Jornais criticam oportunismo de Sarkozy com taxa Tobin

media Angela Merkel e Nicolas Sarkozy discutem taxa sobre transações financeiras, destaca o Les Echos. RFI

A taxa sobre transações financeiras para evitar a especulação, discutida hoje em Berlim por Angela Merkel e Nicolas Sarkozy, recebe destaque em toda a imprensa nesta segunda-feira, 9 de janeiro.
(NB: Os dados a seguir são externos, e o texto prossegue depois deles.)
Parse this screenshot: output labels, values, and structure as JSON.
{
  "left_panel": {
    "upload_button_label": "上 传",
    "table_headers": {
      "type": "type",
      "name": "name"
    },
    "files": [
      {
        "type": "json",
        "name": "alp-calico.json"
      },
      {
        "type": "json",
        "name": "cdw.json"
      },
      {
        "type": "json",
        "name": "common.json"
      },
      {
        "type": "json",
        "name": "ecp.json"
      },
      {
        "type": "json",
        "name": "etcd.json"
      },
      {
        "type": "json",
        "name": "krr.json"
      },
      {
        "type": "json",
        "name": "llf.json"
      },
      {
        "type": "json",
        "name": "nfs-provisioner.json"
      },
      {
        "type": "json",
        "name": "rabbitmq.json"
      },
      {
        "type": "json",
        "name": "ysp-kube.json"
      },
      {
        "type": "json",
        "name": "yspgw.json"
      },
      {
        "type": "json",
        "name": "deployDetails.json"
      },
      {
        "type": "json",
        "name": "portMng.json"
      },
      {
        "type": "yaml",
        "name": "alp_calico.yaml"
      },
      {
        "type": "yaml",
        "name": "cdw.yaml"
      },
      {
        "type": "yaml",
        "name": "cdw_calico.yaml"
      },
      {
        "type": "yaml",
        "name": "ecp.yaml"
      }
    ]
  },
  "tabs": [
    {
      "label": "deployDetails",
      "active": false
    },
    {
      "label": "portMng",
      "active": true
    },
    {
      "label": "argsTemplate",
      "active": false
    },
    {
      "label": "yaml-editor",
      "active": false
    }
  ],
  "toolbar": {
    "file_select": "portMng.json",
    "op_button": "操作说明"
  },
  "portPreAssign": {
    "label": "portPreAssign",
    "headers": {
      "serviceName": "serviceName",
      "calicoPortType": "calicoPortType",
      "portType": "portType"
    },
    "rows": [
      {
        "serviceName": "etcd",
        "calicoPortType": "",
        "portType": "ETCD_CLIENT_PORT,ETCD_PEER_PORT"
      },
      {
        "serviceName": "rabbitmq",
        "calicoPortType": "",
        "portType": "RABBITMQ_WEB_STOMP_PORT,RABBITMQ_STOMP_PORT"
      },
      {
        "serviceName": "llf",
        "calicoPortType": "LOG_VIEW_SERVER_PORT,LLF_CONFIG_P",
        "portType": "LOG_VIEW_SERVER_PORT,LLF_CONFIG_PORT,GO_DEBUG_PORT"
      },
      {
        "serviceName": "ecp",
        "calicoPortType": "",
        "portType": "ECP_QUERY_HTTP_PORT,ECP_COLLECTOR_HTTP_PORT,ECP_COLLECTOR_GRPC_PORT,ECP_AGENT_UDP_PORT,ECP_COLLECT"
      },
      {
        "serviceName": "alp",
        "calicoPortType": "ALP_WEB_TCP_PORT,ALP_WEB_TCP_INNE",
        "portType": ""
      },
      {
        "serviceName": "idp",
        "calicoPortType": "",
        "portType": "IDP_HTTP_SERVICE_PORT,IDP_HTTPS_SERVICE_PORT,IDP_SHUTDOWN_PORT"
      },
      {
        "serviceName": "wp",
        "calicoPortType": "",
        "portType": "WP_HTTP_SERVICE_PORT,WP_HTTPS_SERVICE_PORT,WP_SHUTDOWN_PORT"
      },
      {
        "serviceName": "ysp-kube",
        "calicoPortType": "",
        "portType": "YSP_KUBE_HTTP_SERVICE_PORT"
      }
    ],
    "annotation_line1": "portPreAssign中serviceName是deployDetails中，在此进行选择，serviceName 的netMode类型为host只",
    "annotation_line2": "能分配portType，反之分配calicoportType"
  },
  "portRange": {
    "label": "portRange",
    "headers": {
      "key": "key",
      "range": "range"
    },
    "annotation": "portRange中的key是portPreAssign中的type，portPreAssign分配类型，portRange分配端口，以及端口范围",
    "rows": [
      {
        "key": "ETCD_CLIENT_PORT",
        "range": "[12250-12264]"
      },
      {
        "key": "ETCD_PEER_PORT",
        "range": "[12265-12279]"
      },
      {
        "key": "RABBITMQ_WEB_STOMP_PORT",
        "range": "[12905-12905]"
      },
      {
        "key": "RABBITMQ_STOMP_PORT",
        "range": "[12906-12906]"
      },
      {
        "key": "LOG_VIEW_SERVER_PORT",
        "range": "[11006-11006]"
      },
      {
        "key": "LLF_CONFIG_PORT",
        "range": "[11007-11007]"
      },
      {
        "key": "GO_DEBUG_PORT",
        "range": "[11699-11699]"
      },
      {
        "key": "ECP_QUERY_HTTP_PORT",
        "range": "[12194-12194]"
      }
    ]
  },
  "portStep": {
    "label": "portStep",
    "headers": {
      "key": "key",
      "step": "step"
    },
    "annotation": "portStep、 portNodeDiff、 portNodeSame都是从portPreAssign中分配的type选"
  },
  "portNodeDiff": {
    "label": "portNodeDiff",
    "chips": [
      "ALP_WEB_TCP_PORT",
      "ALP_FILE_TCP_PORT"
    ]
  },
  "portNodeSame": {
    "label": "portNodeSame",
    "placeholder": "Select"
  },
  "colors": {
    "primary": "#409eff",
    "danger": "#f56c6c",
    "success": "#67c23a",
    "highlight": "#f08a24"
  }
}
Denunciando uma medida eleitoreira, o jornal comunista L'Humanité diz que o presidente francês decidiu aderir à taxa porque encontra dificuldades para se reeleger, com um balanço de governo marcado por medidas em favor dos ricos e do capital. L'Humanité aponta as contradições de Sarkozy nesse dossiê. Várias vezes no passado ele condenou a taxa sobre transações financeiras, mas agora com a proximidade das eleições decidiu aderir a essa "reivindicação progressista antiga", escreve L'Humanité. Em novembro, o Senado, que tem maioria de esquerda, tentou votar a taxa, relata o jornal comunista, mas Sarkozy foi contra para agora transformá-la numa proposta de sua campanha.

O diário conservador Le Figaro lembra que a maior entidade patronal francesa, o Medef, e a associação que representa os organismos e empresas atuantes no mercado financeiro local são contrárias à instauração da taxa sobre transações financeiras exclusivamente em território francês.

No diário econômico Les Echos, um representante da associação dos mercados financeiros (Amafi) afirma que a taxa proposta por Sarkozy enfraqueceria a praça financeira parisiense empurrando os investidores para mercados menos onerosos, como Londres e Frankfurt. "É um paradoxo total, uma política de fachada, uma cegueira completa aos olhos dos investidores", diz o entrevistado, lembrando que o mercado financeiro serve essencialmente para financiar a economia.

Libération destaca que a também chamada taxa Tobin, ideia do prêmio Nobel de Economia James Tobrin, se tornou um ponto de divergência entre Merkel e Sarkozy, já que a chanceler alemã é contra a aprovação da taxa nesse momento.